General Manager Ben Copeman said the association was committed to achieving social justice outcomes that delivered real and tangible benefits to remote and developing regions.  

The training is designed to reduce the cost of certification within developing communities, empowering locals to take control of their industry and to create employment​,” he said.

The aim is to ultimately help to create sustainable, locally-owned businesses that will deliver long term economic benefits for remote, rural or underdeveloped indigenous communities in Australia and neighbouring Pacific countries​.”

Organic inspectors serve as the eyes and ears of producers, and examine the process of organic production, processing and handling by a business seeking organic certification.

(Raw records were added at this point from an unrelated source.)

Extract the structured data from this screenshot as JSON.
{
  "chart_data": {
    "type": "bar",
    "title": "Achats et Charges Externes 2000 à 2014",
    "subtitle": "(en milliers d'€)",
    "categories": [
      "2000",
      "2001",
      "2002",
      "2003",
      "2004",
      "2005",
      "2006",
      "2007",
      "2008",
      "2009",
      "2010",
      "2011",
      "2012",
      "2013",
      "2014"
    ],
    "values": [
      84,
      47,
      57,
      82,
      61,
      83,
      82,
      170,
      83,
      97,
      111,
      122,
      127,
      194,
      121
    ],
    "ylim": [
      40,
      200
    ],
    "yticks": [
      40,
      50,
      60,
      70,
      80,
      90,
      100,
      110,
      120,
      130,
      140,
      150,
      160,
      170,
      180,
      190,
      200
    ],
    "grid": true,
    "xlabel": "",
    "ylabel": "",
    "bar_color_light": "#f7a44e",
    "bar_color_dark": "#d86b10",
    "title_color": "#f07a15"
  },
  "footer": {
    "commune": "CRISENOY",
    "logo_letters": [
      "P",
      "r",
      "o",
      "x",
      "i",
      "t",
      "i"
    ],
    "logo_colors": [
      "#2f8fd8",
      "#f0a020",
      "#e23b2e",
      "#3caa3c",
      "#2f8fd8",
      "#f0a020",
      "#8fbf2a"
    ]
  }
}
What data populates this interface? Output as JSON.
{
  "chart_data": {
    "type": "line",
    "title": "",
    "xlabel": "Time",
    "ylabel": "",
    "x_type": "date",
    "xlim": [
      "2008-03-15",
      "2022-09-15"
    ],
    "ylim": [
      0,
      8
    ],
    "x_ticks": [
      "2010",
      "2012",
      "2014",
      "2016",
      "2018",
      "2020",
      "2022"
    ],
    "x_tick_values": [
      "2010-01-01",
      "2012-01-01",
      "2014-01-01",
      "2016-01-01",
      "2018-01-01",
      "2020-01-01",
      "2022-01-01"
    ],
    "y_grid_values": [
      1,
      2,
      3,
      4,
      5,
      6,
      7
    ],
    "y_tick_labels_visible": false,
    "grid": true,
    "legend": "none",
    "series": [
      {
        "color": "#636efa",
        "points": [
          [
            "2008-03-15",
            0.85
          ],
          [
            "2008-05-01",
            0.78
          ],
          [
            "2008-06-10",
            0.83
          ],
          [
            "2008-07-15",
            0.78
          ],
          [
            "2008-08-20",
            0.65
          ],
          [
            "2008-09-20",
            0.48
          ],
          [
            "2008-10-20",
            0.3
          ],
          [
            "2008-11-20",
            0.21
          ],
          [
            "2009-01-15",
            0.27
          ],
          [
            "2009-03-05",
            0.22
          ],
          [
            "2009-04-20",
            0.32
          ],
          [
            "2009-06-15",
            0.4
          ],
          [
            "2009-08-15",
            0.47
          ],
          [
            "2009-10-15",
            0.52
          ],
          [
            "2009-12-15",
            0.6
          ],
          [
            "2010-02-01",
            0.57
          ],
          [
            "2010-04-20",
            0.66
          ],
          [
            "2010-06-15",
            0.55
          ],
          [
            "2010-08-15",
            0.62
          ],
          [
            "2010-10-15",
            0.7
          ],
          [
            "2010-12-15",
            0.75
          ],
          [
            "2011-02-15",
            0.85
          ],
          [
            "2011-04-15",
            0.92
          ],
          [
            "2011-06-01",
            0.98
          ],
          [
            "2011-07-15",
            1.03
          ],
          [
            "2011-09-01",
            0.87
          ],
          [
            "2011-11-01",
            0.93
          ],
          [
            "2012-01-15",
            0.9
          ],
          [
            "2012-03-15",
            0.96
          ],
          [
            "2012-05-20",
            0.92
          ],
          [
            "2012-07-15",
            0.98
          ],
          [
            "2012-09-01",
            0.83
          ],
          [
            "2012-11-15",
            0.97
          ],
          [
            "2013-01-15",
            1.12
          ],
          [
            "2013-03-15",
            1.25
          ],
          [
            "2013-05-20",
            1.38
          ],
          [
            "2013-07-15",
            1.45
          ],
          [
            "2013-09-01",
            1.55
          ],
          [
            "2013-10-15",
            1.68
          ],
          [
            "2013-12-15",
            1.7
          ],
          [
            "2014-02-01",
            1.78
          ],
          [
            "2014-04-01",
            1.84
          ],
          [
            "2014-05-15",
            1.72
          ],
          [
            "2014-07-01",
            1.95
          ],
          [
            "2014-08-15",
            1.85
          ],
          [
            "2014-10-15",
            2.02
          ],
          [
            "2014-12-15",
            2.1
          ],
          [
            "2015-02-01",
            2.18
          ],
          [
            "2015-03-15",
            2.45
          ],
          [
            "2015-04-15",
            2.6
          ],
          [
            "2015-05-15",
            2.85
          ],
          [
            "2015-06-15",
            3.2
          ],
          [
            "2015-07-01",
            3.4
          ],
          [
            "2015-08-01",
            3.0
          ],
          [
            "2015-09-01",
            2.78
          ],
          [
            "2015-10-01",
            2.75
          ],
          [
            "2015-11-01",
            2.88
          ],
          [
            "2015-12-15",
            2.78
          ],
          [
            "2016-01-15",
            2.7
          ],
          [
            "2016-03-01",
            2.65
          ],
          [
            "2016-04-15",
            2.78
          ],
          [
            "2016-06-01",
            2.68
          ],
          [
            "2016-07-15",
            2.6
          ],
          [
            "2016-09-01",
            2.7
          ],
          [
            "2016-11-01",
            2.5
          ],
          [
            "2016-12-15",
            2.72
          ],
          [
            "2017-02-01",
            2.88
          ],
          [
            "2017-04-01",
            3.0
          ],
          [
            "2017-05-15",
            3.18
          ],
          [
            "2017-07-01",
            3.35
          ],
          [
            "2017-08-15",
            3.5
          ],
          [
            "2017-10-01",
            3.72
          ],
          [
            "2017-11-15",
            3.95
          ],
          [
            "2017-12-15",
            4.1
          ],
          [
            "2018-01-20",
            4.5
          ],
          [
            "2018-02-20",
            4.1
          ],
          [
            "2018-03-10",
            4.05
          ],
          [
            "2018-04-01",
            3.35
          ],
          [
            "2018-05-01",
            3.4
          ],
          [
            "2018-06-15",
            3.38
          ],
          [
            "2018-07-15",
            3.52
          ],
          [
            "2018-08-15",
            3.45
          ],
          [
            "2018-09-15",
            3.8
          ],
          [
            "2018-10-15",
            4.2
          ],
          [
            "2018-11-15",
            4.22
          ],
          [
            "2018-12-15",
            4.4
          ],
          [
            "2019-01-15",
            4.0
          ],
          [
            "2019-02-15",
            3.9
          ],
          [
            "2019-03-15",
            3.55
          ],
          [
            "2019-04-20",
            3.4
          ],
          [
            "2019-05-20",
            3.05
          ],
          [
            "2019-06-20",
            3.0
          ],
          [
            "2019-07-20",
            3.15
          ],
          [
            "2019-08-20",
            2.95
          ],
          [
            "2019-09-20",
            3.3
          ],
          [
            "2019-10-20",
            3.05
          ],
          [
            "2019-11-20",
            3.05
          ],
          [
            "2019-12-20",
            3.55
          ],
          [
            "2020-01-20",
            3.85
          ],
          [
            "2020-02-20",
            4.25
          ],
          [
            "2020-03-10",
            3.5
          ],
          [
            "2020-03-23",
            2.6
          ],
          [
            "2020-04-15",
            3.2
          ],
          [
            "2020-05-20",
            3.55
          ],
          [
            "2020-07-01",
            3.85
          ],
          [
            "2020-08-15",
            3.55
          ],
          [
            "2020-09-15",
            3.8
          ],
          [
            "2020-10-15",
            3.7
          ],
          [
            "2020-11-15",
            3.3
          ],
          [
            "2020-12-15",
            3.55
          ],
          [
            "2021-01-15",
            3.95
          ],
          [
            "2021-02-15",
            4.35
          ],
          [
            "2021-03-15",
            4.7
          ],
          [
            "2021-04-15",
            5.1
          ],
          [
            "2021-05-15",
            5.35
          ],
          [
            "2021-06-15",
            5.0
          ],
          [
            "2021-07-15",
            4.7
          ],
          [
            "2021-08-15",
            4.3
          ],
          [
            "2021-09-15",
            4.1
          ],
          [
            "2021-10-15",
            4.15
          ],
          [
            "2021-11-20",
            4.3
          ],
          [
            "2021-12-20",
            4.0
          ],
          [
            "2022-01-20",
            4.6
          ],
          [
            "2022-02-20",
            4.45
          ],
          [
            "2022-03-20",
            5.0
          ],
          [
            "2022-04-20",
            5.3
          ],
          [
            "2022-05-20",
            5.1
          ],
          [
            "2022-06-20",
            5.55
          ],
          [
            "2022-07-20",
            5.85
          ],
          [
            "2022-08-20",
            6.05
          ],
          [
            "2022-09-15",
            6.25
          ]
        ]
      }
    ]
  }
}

Their work includes inspecting farms, horticultural land and livestock, as well as buildings and equipment, contamination risks, pest management, and sales and production records.

With no official training programmes available through further education or other government providers [in Australia], our training provides opportunities for people to develop a career as an organic inspector or provide a strong background understanding for employment in other services in the industry​,” Copeman added.

Nasaa is Australia’s longest serving organic certifier and is committed to developing the organic industry both in Australia and internationally, including in remote communities and developing nations​.  

“In addition to the inspector’s technical knowledge, the training will also help develop organisational skills for coordinating inspections and travel preparations, oral communication skills and written communication skills for drafting reports​. 

For organic producers and business owners, the training helps participants to better understand the role that standards and auditing plays in providing integrity to the certification system​.”